Recall: have account of just polis and soul. Question now of how to get to ideal city. Answer: via philosopher rulers. Argument via famous images from The Republic: the cave allegory, the divided line.

Note that the philosopher in question is someone who has knowledge (not, e.g., Socrates!). So we get the picture of what that philosopher looks like by an account of what knowledge is.

Knowledge and belief are powers; powers distinguished by their objects (e.g. sight, by visible objects; hearing, by audible objects); so want to know what the objects of knowledge and belief are. Answers: the objects of knowledge are what is; the objects of belief are what is and what is not; (objects of ignorance are only what is not). Note Parmenidean tenor of this.

How to understand this? Some Platonists say that the objects of knowledge are a different realm of reality--the Forms--which are, and are different from the physical objects that both are and are not.

Why or how is a physical thing not? Some Platonists answer, along Heraclitean lines, that: physical objects always changing, so both are and are not. Alternative answer: knowledge always true (always is), belief can be true or false (is or is not), ignorance always false (is not).

So want the philosopher, since he grasps the nature of justice, to rule the city, if we want the city to be just. (Analogy by navigator of ship.)

New idea: philosopher also has knowledge of the Form of the Good, by which he knows what is good about the other forms. Form of the Good like the sun. Sun makes other objects visible by its light; so the Form of the Good makes other forms intelligible to soul and gives them being. The Form of the Good as "beyond being, dignity, power"--a super-Form.

Glaucon objects: what is this Form?

Socrates' answer: the divided line. Shows that the Good is a first principle for Forms: justice, beauty could not be what they are without the Good. So Good is at the top of the hierarchy of Forms, then the Forms themselves, then (below the divided line) are physical objects that partake in the Forms (i.e., are "images" of the Forms), then below them are images of physical things--shadows, etc--(hence, images of images).

So above the divide is what we can know; below is what we can see. Question of what exactly fits where above the divide: just above the line are "hypotheses", but at the top appears to be the Form of the Good. Hypotheses not clearly the Forms, though, so maybe the Forms are in the fundamental principles part (the highest segment).
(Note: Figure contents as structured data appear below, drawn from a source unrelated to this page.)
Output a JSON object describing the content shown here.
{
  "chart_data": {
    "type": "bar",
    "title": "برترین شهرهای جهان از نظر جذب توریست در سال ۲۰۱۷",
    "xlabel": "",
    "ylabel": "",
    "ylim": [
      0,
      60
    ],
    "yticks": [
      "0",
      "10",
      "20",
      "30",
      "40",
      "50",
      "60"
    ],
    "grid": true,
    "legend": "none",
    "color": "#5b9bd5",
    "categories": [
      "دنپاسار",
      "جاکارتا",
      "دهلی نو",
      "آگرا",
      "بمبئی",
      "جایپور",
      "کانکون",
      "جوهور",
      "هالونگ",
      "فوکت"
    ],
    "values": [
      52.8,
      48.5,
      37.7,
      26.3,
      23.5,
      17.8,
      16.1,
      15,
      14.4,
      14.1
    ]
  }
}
Cave allegory another illustration of the theory.

 ---o---

Note cave allegory does not commit Plato to a separate "heaven" of Forms, radically separate from physical objects. But they're not radically separate: can get from one to another, and the images are images of real things. So there is a connection. So Plato need not be saying that physical objects are pseudo-real. Plato can be read such that they are just as real.
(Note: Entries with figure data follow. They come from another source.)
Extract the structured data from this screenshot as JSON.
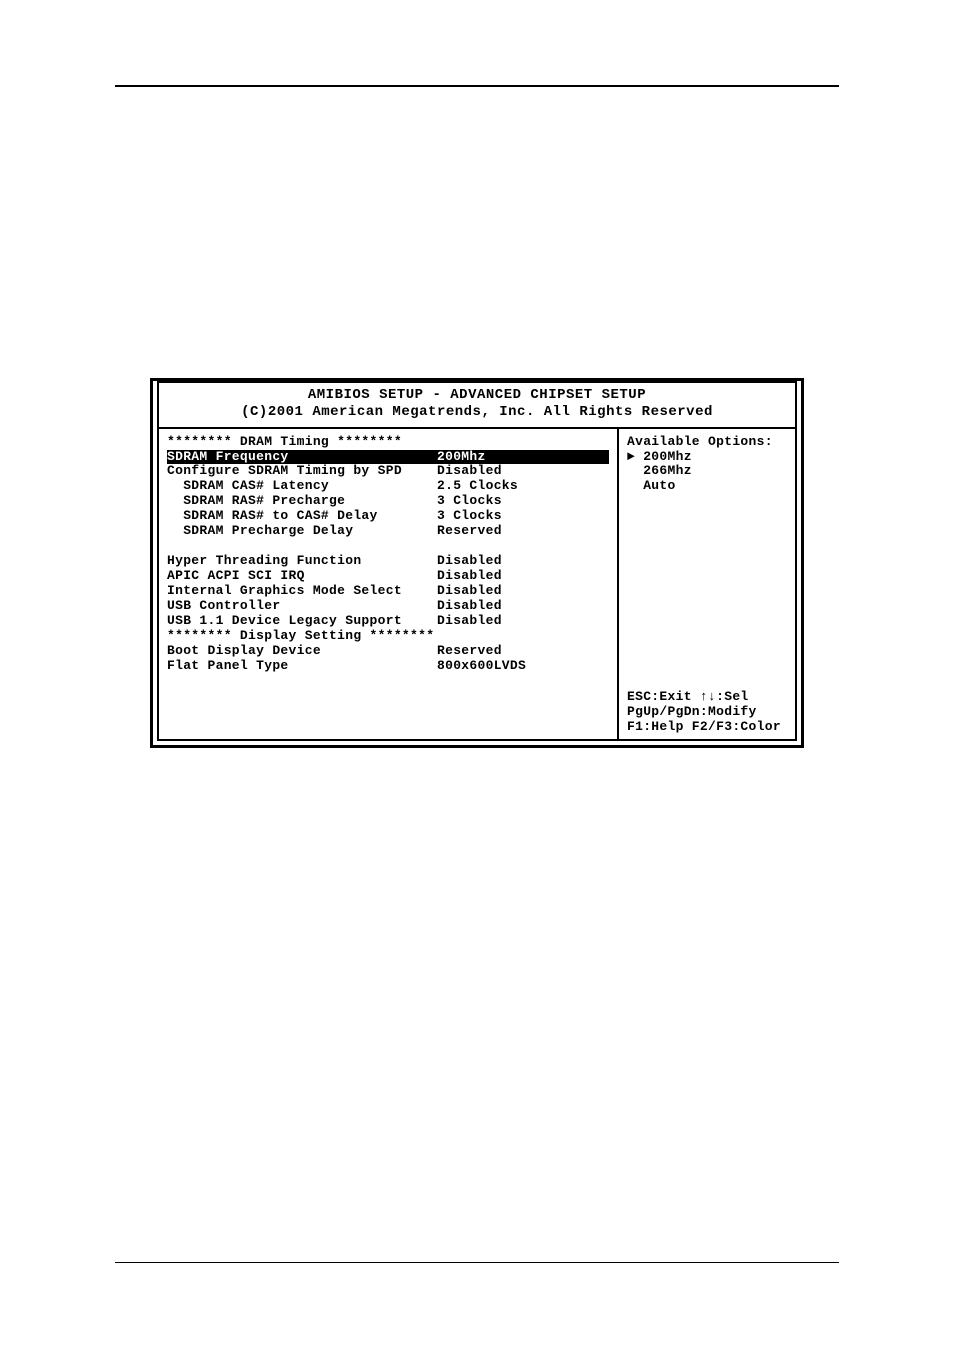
{
  "header": {
    "title": "AMIBIOS SETUP - ADVANCED CHIPSET SETUP",
    "copyright": "(C)2001 American Megatrends, Inc. All Rights Reserved"
  },
  "sections": {
    "dram_timing_header": "******** DRAM Timing ********",
    "display_setting_header": "******** Display Setting ********"
  },
  "settings": [
    {
      "label": "SDRAM Frequency",
      "value": "200Mhz",
      "highlighted": true,
      "indent": 0
    },
    {
      "label": "Configure SDRAM Timing by SPD",
      "value": "Disabled",
      "highlighted": false,
      "indent": 0
    },
    {
      "label": "SDRAM CAS# Latency",
      "value": "2.5 Clocks",
      "highlighted": false,
      "indent": 2
    },
    {
      "label": "SDRAM RAS# Precharge",
      "value": "3 Clocks",
      "highlighted": false,
      "indent": 2
    },
    {
      "label": "SDRAM RAS# to CAS# Delay",
      "value": "3 Clocks",
      "highlighted": false,
      "indent": 2
    },
    {
      "label": "SDRAM Precharge Delay",
      "value": "Reserved",
      "highlighted": false,
      "indent": 2
    }
  ],
  "settings2": [
    {
      "label": "Hyper Threading Function",
      "value": "Disabled",
      "indent": 0
    },
    {
      "label": "APIC ACPI SCI IRQ",
      "value": "Disabled",
      "indent": 0
    },
    {
      "label": "Internal Graphics Mode Select",
      "value": "Disabled",
      "indent": 0
    },
    {
      "label": "USB Controller",
      "value": "Disabled",
      "indent": 0
    },
    {
      "label": "USB 1.1 Device Legacy Support",
      "value": "Disabled",
      "indent": 0
    }
  ],
  "settings3": [
    {
      "label": "Boot Display Device",
      "value": "Reserved",
      "indent": 0
    },
    {
      "label": "Flat Panel Type",
      "value": "800x600LVDS",
      "indent": 0
    }
  ],
  "options": {
    "title": "Available Options:",
    "items": [
      "200Mhz",
      "266Mhz",
      "Auto"
    ],
    "selected_index": 0,
    "marker": "►"
  },
  "help": {
    "line1": "ESC:Exit  ↑↓:Sel",
    "line2": "PgUp/PgDn:Modify",
    "line3": "F1:Help F2/F3:Color"
  }
}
The alternative reading: there are two ways of looking at the world. We can look at it as a collection of objects of belief (when we look at physical objects, etc) or we can look it as a collection of objects of knowledge (when we think about the Forms). So there's an epistemological, not a metaphysical, separation between the physical and the Forms.

Note also: the cave allegory is not mysticism (as some Platonists think): the prisoners don't get a mystical flash of insight; what the allegory of coming into the sunlight is an allegory of is education (albeit difficult education).